Il savait pour les Ururu, il avait donc vraiment accompagné Louts là-bas. La voix était grave. L’homme avait la chemise trempée et à moitié ouverte, laissait jaillir les poils noirs de sa poitrine. Une gueule de roublard, pensa Lucie, mais elle n’avait pas vraiment le choix.
— Pour rencontrer Napoléon Chimaux, comme elle. Combien ?
Le guide fit mine de réfléchir. Lucie l’observa attentivement. Il était grand, costaud, abîmé de partout. Il avait des mains grosses comme des tourteaux.
— Quatre mille reis. Ça comprend l’équipage, le bateau, le matériel, la nourriture. Je m’occupe de tout, je vous amène là-bas.
Il avait parlé français, avec un fort accent sud-américain, certes, mais compréhensible. Lucie ne chercha pas à discuter le prix. Cette somme correspondait à celle qu’Éva Louts avait retirée en liquide.
— Très bien.
Ils se serrèrent la main.
— Vous logez au King Lodge ? demanda-t-il.
— Oui.
L’homme lui rendit la photo.
— Demain matin, 5 heures. Ainsi, nous arriverons au bout de la rivière à la fin de la journée, nous dormirons sur place avant la marche du lendemain. Vous me paierez l’intégralité. N’oubliez pas votre autorisation et un peu d’argent liquide pour le passage sur la rivière.

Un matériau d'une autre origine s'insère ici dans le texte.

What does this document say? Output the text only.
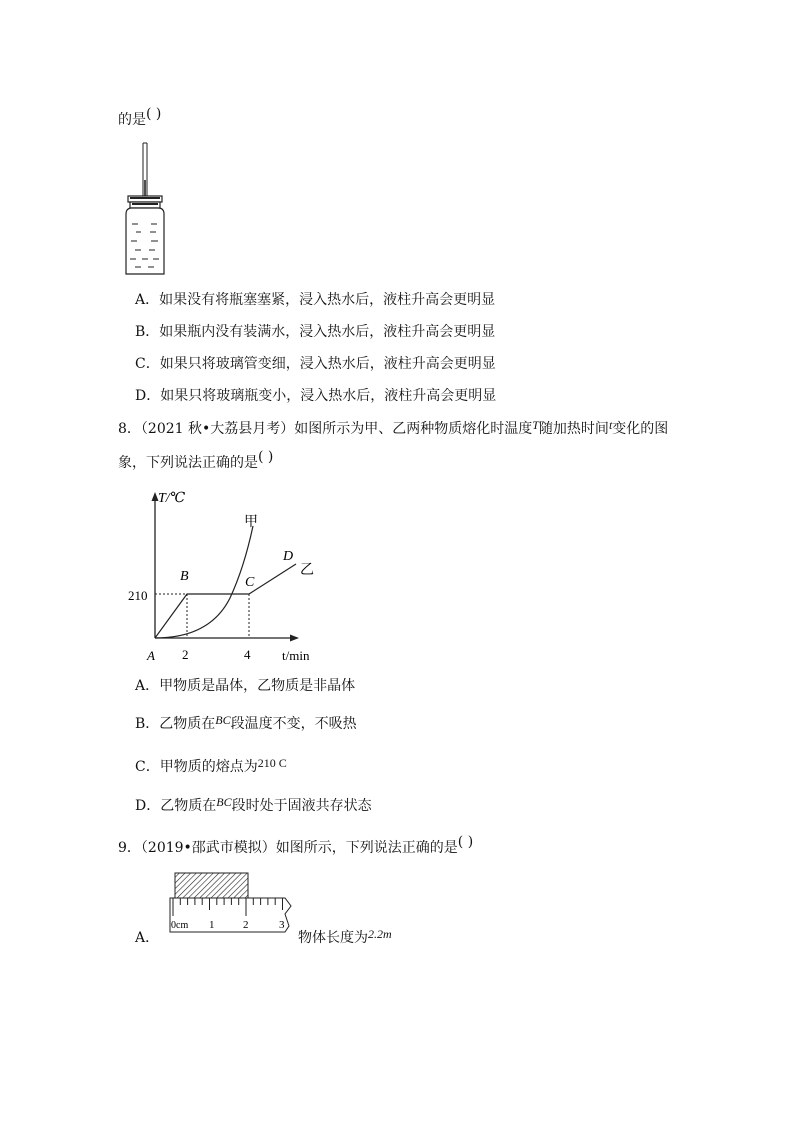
的是( )
A．如果没有将瓶塞塞紧，浸入热水后，液柱升高会更明显
B．如果瓶内没有装满水，浸入热水后，液柱升高会更明显
C．如果只将玻璃管变细，浸入热水后，液柱升高会更明显
D．如果只将玻璃瓶变小，浸入热水后，液柱升高会更明显
8．（2021 秋•大荔县月考）如图所示为甲、乙两种物质熔化时温度T随加热时间t变化的图
象，下列说法正确的是( )
T/℃
t/min
210
2	4
A
B	C
D
甲
乙
A．甲物质是晶体，乙物质是非晶体
B．乙物质在BC段温度不变，不吸热
C．甲物质的熔点为210 C
D．乙物质在BC段时处于固液共存状态
9．（2019•邵武市模拟）如图所示，下列说法正确的是( )
A．
0cm 1	2	3
物体长度为2.2m
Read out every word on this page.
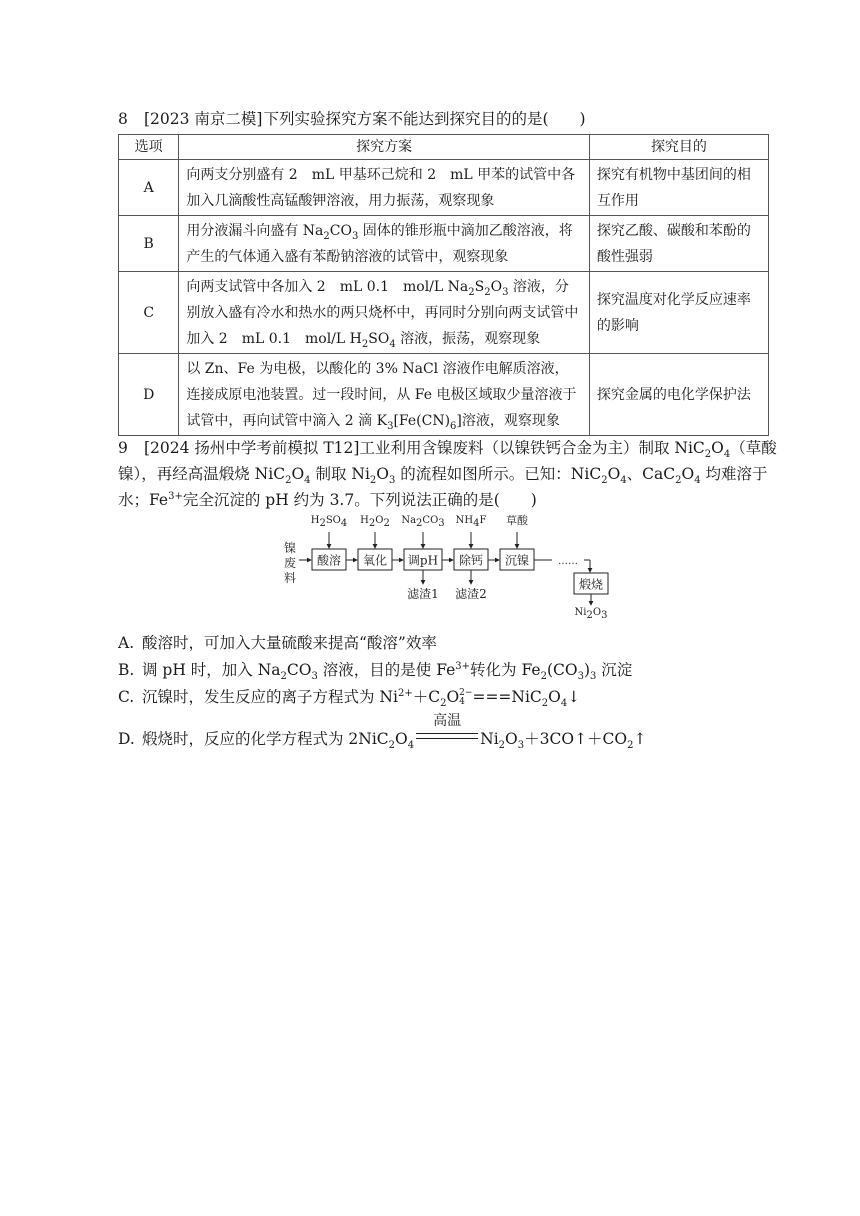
8 [2023 南京二模]下列实验探究方案不能达到探究目的的是(　　)
选项	探究方案	探究目的
A	向两支分别盛有 2　mL 甲基环己烷和 2　mL 甲苯的试管中各加入几滴酸性高锰酸钾溶液，用力振荡，观察现象	探究有机物中基团间的相互作用
B	用分液漏斗向盛有 $Na_2CO_3$ 固体的锥形瓶中滴加乙酸溶液，将产生的气体通入盛有苯酚钠溶液的试管中，观察现象	探究乙酸、碳酸和苯酚的酸性强弱
C	向两支试管中各加入 2　mL 0.1　mol/L $Na_2S_2O_3$ 溶液，分别放入盛有冷水和热水的两只烧杯中，再同时分别向两支试管中加入 2　mL 0.1　mol/L $H_2SO_4$ 溶液，振荡，观察现象	探究温度对化学反应速率的影响
D	以 Zn、Fe 为电极，以酸化的 3% NaCl 溶液作电解质溶液，连接成原电池装置。过一段时间，从 Fe 电极区域取少量溶液于试管中，再向试管中滴入 2 滴 $K_3[Fe(CN)_6]$溶液，观察现象	探究金属的电化学保护法
9 [2024 扬州中学考前模拟 T12]工业利用含镍废料（以镍铁钙合金为主）制取 $NiC_2O_4$（草酸镍），再经高温煅烧 $NiC_2O_4$ 制取 $Ni_2O_3$ 的流程如图所示。已知：$NiC_2O_4$、$CaC_2O_4$ 均难溶于水；$Fe^{3+}$完全沉淀的 pH 约为 3.7。下列说法正确的是(　　)
镍
废
料
酸溶 氧化 调pH 除钙 沉镍
煅烧
……
滤渣1 滤渣2
$H_2SO_4$	$H_2O_2$	$Na_2CO_3$	$NH_4F$	草酸
$Ni_2O_3$
A. 酸溶时，可加入大量硫酸来提高“酸溶”效率
B. 调 pH 时，加入 $Na_2CO_3$ 溶液，目的是使 $Fe^{3+}$转化为 $Fe_2(CO_3)_3$ 沉淀
C. 沉镍时，发生反应的离子方程式为 $Ni^{2+}+C_2O$ 2−
$4 ===NiC_2O_4↓$
D. 煅烧时，反应的化学方程式为 $2NiC_2O_4$
高温
$Ni_2O_3+3CO↑+CO_2↑$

— Dites-moi comment s’est passé le voyage avec Éva Louts. Qu’est-elle allée chercher là-bas ?
— Demain. Au fait, je m’appelle Pedro Possuelo.
Il disparut dans la foule, aussi discrètement qu’il était arrivé. Une ombre parmi les ombres…
Le trajet depuis São Gabriel était un trek à lui tout seul. Ils prirent encore un minibus aux portières dépareillées et en mauvais état. Même si la pleine lune brillait, Lucie n’aperçut pas grand-chose de la ville, mais elle en devina la misère. Murs de bétons à demi écroulés, toits en tôle, trottoirs poussiéreux sous des ampoules suspendues. Ces gens n’avaient même pas de route pour quitter la région, la jungle les enserrait, les étouffait. Maxime, dont le visage commençait à trahir la fatigue, fournit néanmoins quelques explications, jouant son rôle à la perfection : après l’occupation par les carmélites jusqu’au début du xx e siècle, les cascades sur le fleuve avaient transformé São Gabriel en une ville de garnison. Les gros bateaux de commerce en provenance de Manaus ne pouvaient aller plus loin dans la jungle, à cause des rapides. Les Indiens, eux, venaient par l’autre côté, en pirogue légère, vendre et acquérir des biens, faisant de l’endroit un lieu d’échange de denrées et d’expériences. La population d’aujourd’hui — moins de vingt mille habitants — était d’ailleurs composée principalement d’autochtones sortis des forêts, des cultivateurs, des marchands, des artisans, qui conservaient des liens avec leurs régions d’origine.
São Gabriel n’était pas juste une ville dans la forêt, où siégeaient quelques ONG comme la FUNAI, l’IBAMA ou la Fondation nationale de santé. C’était aussi une ville de la forêt.